Primeiro-ministro recusa "striptease" bancário

Pedro Passos Coelho recusou hoje fazer "striptease bancário" das suas contas no período 1997-1999.

Fê-lo depois de António José Seguro lhe ter exigido que levantasse o sigilo bancário sobre as suas contas nesse período, para provar definitivamente que foi mesmo deputado em exclusividade nessa altura.

"Se eu tiver que fazer o striptease para deleite dos leitores de jornais - eu isso não faço", disse Passos.

A abrir o debate quinzenal, o primeiro-ministro garantiu esta sexta-feira, durante o debate quinzenal no Parlamento, que enquanto foi deputado nunca recebeu "qualquer valor da Tecnoforma".

Pedro Passos Coelho afirmou que durante o período em que exerceu o cargo de presidente do Centro Português para a Cooperação apenas apresentou "despesas de representação".

O Governo escolheu para tema do debate quinzenal de hoje, que será aberto pelo primeiro-ministro, "questões de relevância política, económica e social", na primeira discussão no parlamento com Pedro Passos Coelho da atual sessão legislativa.

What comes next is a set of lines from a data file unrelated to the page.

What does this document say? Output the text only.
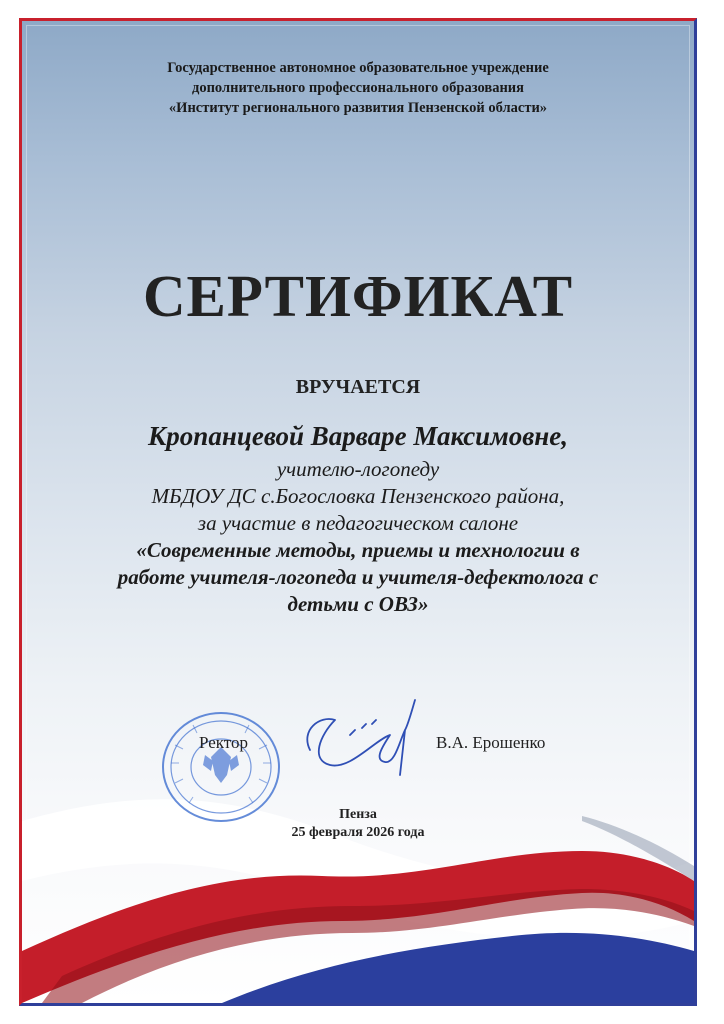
Государственное автономное образовательное учреждение
дополнительного профессионального образования
«Институт регионального развития Пензенской области»
СЕРТИФИКАТ
ВРУЧАЕТСЯ
Кропанцевой Варваре Максимовне,
учителю-логопеду
МБДОУ ДС с.Богословка Пензенского района,
за участие в педагогическом салоне
«Современные методы, приемы и технологии в
работе учителя-логопеда и учителя-дефектолога с
детьми с ОВЗ»
Ректор	В.А. Ерошенко
Пенза
25 февраля 2026 года
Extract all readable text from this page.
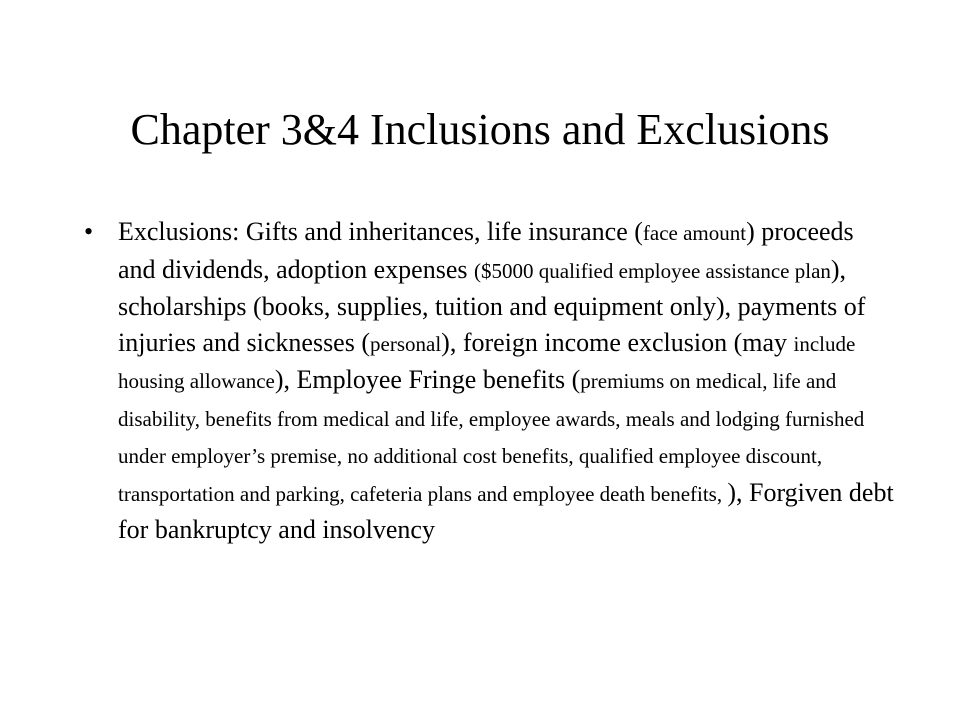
Chapter 3&4 Inclusions and Exclusions
• Exclusions: Gifts and inheritances, life insurance (face amount) proceeds and dividends, adoption expenses ($5000 qualified employee assistance plan), scholarships (books, supplies, tuition and equipment only), payments of injuries and sicknesses (personal), foreign income exclusion (may include housing allowance), Employee Fringe benefits (premiums on medical, life and disability, benefits from medical and life, employee awards, meals and lodging furnished under employer’s premise, no additional cost benefits, qualified employee discount, transportation and parking, cafeteria plans and employee death benefits, ), Forgiven debt for bankruptcy and insolvency
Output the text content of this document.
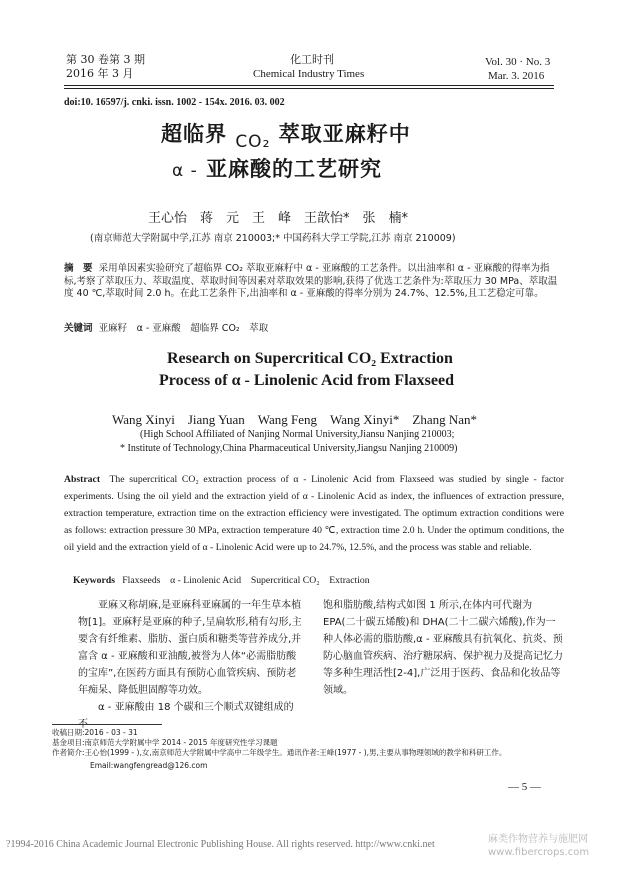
第 30 卷第 3 期
2016 年 3 月
化工时刊
Chemical Industry Times
Vol. 30 · No. 3
Mar. 3. 2016
doi:10. 16597/j. cnki. issn. 1002 - 154x. 2016. 03. 002
超临界 $_{CO_2}$ 萃取亚麻籽中
α - 亚麻酸的工艺研究
王心怡　蒋　元　王　峰　王歆怡*　张　楠*
(南京师范大学附属中学,江苏 南京 210003;* 中国药科大学工学院,江苏 南京 210009)
摘　要 采用单因素实验研究了超临界 CO₂ 萃取亚麻籽中 α - 亚麻酸的工艺条件。以出油率和 α - 亚麻酸的得率为指标,考察了萃取压力、萃取温度、萃取时间等因素对萃取效果的影响,获得了优选工艺条件为:萃取压力 30 MPa、萃取温度 40 ℃,萃取时间 2.0 h。在此工艺条件下,出油率和 α - 亚麻酸的得率分别为 24.7%、12.5%,且工艺稳定可靠。
关键词 亚麻籽　α - 亚麻酸　超临界 CO₂　萃取
Research on Supercritical CO₂ Extraction
Process of α - Linolenic Acid from Flaxseed
Wang Xinyi　Jiang Yuan　Wang Feng　Wang Xinyi*　Zhang Nan*
(High School Affiliated of Nanjing Normal University,Jiansu Nanjing 210003;
* Institute of Technology,China Pharmaceutical University,Jiangsu Nanjing 210009)
Abstract The supercritical CO₂ extraction process of α - Linolenic Acid from Flaxseed was studied by single - factor experiments. Using the oil yield and the extraction yield of α - Linolenic Acid as index, the influences of extraction pressure, extraction temperature, extraction time on the extraction efficiency were investigated. The optimum extraction conditions were as follows: extraction pressure 30 MPa, extraction temperature 40 ℃, extraction time 2.0 h. Under the optimum conditions, the oil yield and the extraction yield of α - Linolenic Acid were up to 24.7%, 12.5%, and the process was stable and reliable.
Keywords Flaxseeds　α - Linolenic Acid　Supercritical CO₂　Extraction
　　亚麻又称胡麻,是亚麻科亚麻属的一年生草本植物[1]。亚麻籽是亚麻的种子,呈扁软形,稍有勾形,主要含有纤维素、脂肪、蛋白质和糖类等营养成分,并富含 α - 亚麻酸和亚油酸,被誉为人体“必需脂肪酸的宝库”,在医药方面具有预防心血管疾病、预防老年痴呆、降低胆固醇等功效。
　　α - 亚麻酸由 18 个碳和三个顺式双键组成的不
饱和脂肪酸,结构式如图 1 所示,在体内可代谢为 EPA(二十碳五烯酸)和 DHA(二十二碳六烯酸),作为一种人体必需的脂肪酸,α - 亚麻酸具有抗氧化、抗炎、预防心脑血管疾病、治疗糖尿病、保护视力及提高记忆力等多种生理活性[2-4],广泛用于医药、食品和化妆品等领域。
收稿日期:2016 - 03 - 31
基金项目:南京师范大学附属中学 2014 - 2015 年度研究性学习课题
作者简介:王心怡(1999 - ),女,南京师范大学附属中学高中二年级学生。通讯作者:王峰(1977 - ),男,主要从事物理领域的教学和科研工作。
Email:wangfengread@126.com
— 5 —
?1994-2016 China Academic Journal Electronic Publishing House. All rights reserved. http://www.cnki.net	麻类作物营养与施肥网 www.fibercrops.com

Será também a primeira vez que os deputados terão oportunidade de questionar diretamente o primeiro-ministro sobre o seu estatuto e remunerações enquanto foi deputado na década de 1990.

Na terça-feira, o primeiro-ministro anunciou que iria pedir à PGR que esclarecesse se cometeu ou não algum ilícito relativo às suas obrigações legais e fiscais enquanto foi deputado - um requerimento que foi enviado na quarta-feira - e do qual prometeu tirar "todas as consequências".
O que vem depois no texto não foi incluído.